Sports
Dealz to pay €7,000 over ‘humiliation’ of blind athlete
A paralympic athlete has been awarded €7,000 in compensation for the “humiliation” she suffered in a confrontation with a security guard who tried to tell her that her guide dog was not allowed in a Dealz shop.
Nadine Lattimore, who represented Ireland in track and field at the London Paralympic games in 2012, secured the award at the Workplace Relations Commission on foot of a complaint under the Equal Status Act 2000 against Dealz Limited after the incident at a store in the Ilac Centre, Dublin 1 on 23 August last year.
The retail chain has also been ordered to give staff equality training and put up signs in its storefronts stating that service dogs are welcome.
Ms Lattimore’s evidence was that she had gone into the shop to buy balloons and was going to the cash register with her guide dog to look for assistance when she heard “a commotion” behind her.
She only realised it was about her when she heard a man saying “something along the lines of, ‘excuse me, that dog is not allowed in here’,” Ms Lattimore explained.
Ms Lattimore said she “felt humiliated and embarrassed and somewhat vulnerable”. After the man confirmed when she asked that he was security, she asked for the manager, who was already on the way.
The manager said immediately that her dog, Pilot, was “welcome” in the shop and that it had been a mistake that “should never have happened”, the tribunal was told.
The manager and the security guard both offered apologies, Ms Lattimore told the WRC. She also received an explanation about “the rotation of security guards”, the tribunal noted.
“Outside the initial confrontation with the security guard she did not fault the staff,” wrote adjudicator Penelope McGrath in her decision.
“Her concern, however, was that this situation had arisen at all. As a person with a disability, she feels she should not be put into a position of having to identify her disability or explain it,” the adjudicator wrote – noting Ms Lattimore’s “vivid” evidence about “how difficult having standing her ground was”.
Because of the presence of the guide dog and “all the associated paraphernalia” there could be “no ambiguity” about Ms Lattimore’s disability on the day, Ms McGrath noted.
She wrote that it appeared Dealz accepted Ms Lattimore’s account, as it had not brought potential witnesses to the WRC to challenge her testimony, and rejected the company’s argument that she had failed to meet the notification requirements of the Equal Status Act.
“I do appreciate that [the store’s] management swept in to ameliorate the situation as quickly as they could and in her evidence the complainant very fairly acknowledged that fact,” Ms McGrath wrote.

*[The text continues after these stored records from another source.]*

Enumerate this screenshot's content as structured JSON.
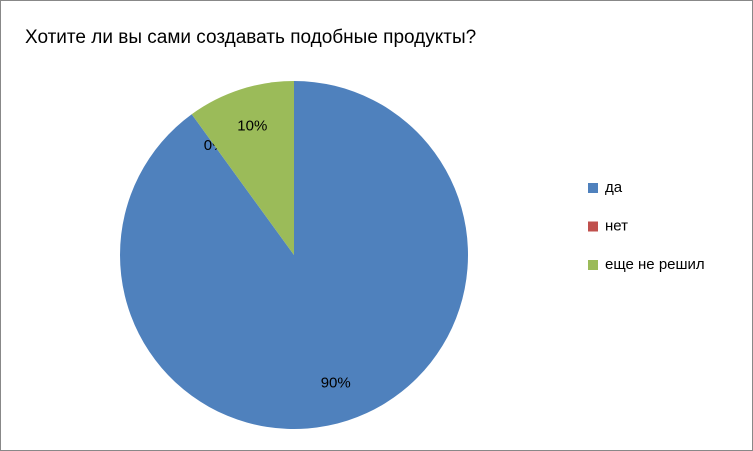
{
  "chart_data": {
    "type": "pie",
    "title": "Хотите ли вы сами создавать подобные продукты?",
    "categories": [
      "да",
      "нет",
      "еще не решил"
    ],
    "values": [
      90,
      0,
      10
    ],
    "value_labels": [
      "90%",
      "0%",
      "10%"
    ],
    "colors": [
      "#4f81bd",
      "#c0504d",
      "#9bbb59"
    ],
    "legend": "right"
  }
}
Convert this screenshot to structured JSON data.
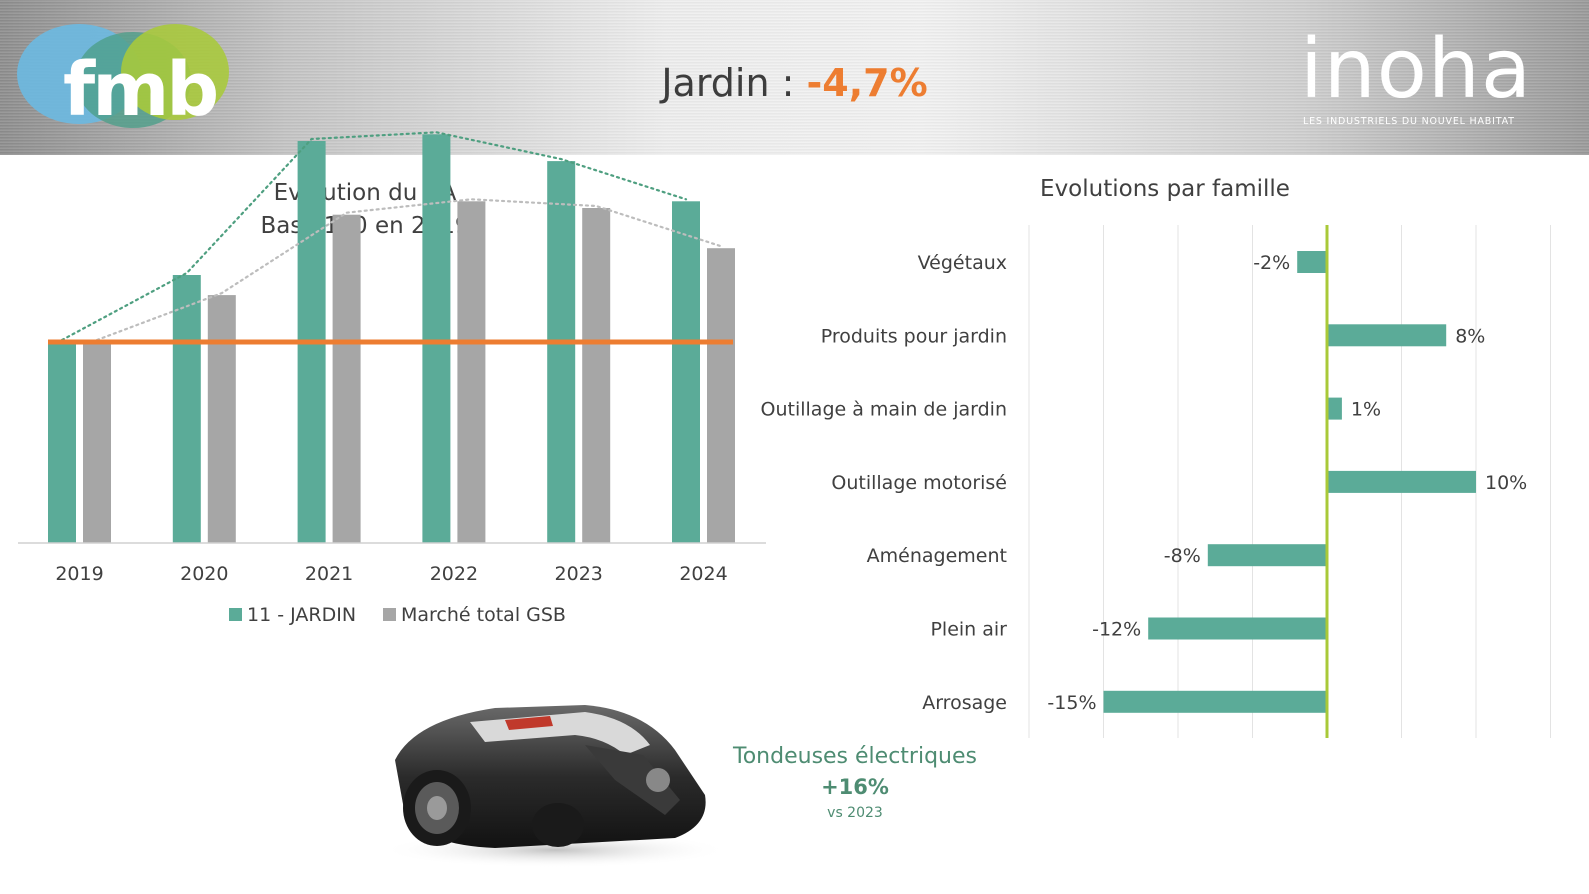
{
  "header": {
    "title_prefix": "Jardin : ",
    "title_value": "-4,7%",
    "logo_left": {
      "name": "fmb-logo",
      "text": "fmb"
    },
    "logo_right": {
      "name": "inoha-logo",
      "text": "inoha",
      "subtitle": "LES INDUSTRIELS DU NOUVEL HABITAT"
    }
  },
  "chart_data": [
    {
      "type": "bar",
      "title": "Evolution  du CA",
      "subtitle": "Base 100 en 2019",
      "categories": [
        "2019",
        "2020",
        "2021",
        "2022",
        "2023",
        "2024"
      ],
      "series": [
        {
          "name": "11 - JARDIN",
          "color": "#5bab98",
          "values": [
            100,
            110,
            130,
            131,
            127,
            121
          ]
        },
        {
          "name": "Marché total GSB",
          "color": "#a6a6a6",
          "values": [
            100,
            107,
            119,
            121,
            120,
            114
          ]
        }
      ],
      "reference_line": {
        "value": 100,
        "color": "#ed7d31"
      },
      "trendlines": true,
      "legend": "bottom",
      "grid": false
    },
    {
      "type": "bar",
      "orientation": "horizontal",
      "title": "Evolutions par famille",
      "categories": [
        "Végétaux",
        "Produits pour jardin",
        "Outillage à main de jardin",
        "Outillage motorisé",
        "Aménagement",
        "Plein air",
        "Arrosage"
      ],
      "values": [
        -2,
        8,
        1,
        10,
        -8,
        -12,
        -15
      ],
      "value_labels": [
        "-2%",
        "8%",
        "1%",
        "10%",
        "-8%",
        "-12%",
        "-15%"
      ],
      "bar_color": "#5bab98",
      "zero_line_color": "#a9c938",
      "grid": true
    }
  ],
  "highlight": {
    "name": "Tondeuses électriques",
    "value": "+16%",
    "comparison": "vs 2023",
    "image": "robot-lawn-mower"
  }
}
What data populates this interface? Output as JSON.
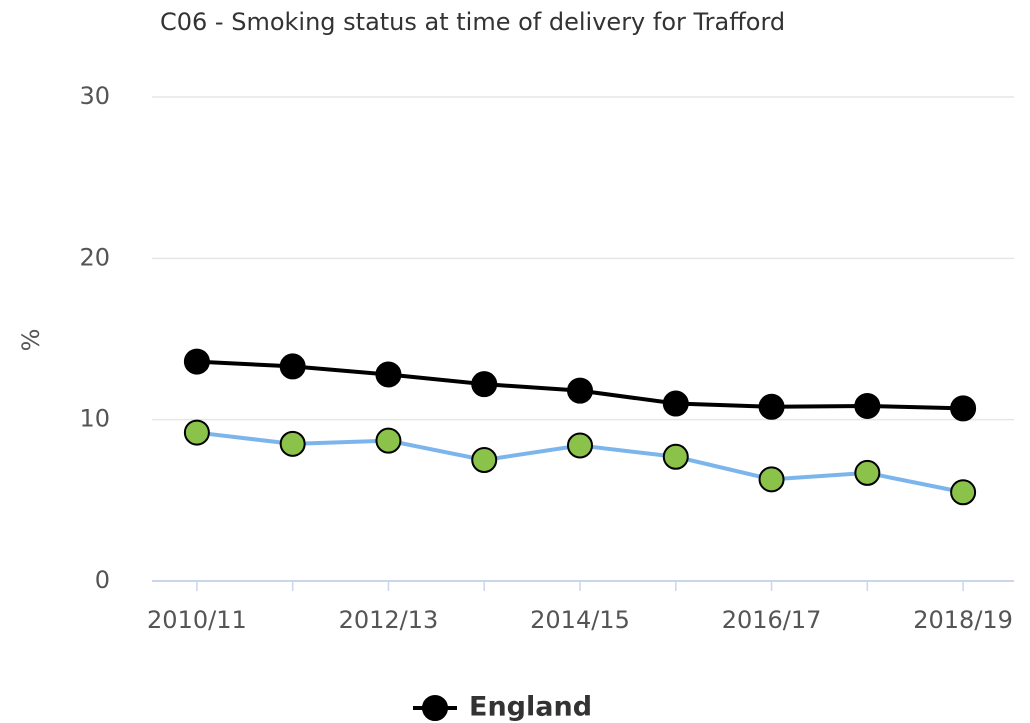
{
  "chart_data": {
    "type": "line",
    "title": "C06 - Smoking status at time of delivery for Trafford",
    "y_label": "%",
    "categories": [
      "2010/11",
      null,
      "2012/13",
      null,
      "2014/15",
      null,
      "2016/17",
      null,
      "2018/19"
    ],
    "series": [
      {
        "name": "England",
        "color": "#000000",
        "marker_color": "#000000",
        "values": [
          13.6,
          13.3,
          12.8,
          12.2,
          11.8,
          11.0,
          10.8,
          10.85,
          10.7
        ]
      },
      {
        "color": "#7cb5ec",
        "marker_color": "#8bc34a",
        "values": [
          9.2,
          8.5,
          8.7,
          7.5,
          8.4,
          7.7,
          6.3,
          6.7,
          5.5
        ]
      }
    ],
    "ylim": [
      0,
      30
    ],
    "yticks": [
      0,
      10,
      20,
      30
    ],
    "grid": true,
    "legend": "bottom"
  }
}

She ordered Dealz Ltd to pay Ms Lattimore €7,000 in compensation. She also gave a direction that the retailer train its staff on the Equal Status Act “on a repeat basis” and put up signs stating: “Guide dogs and assistance dogs welcome.”
This was so that Dealz could “demonstrate its continued commitment and compliance with the Equal Status Act,” she added.
Ms Lattimore was represented by David McCarroll of RDJ LLP in the matter. David Mitchell BL was instructed by Ursula Cullen of Miley and Miley LLP for Dealz.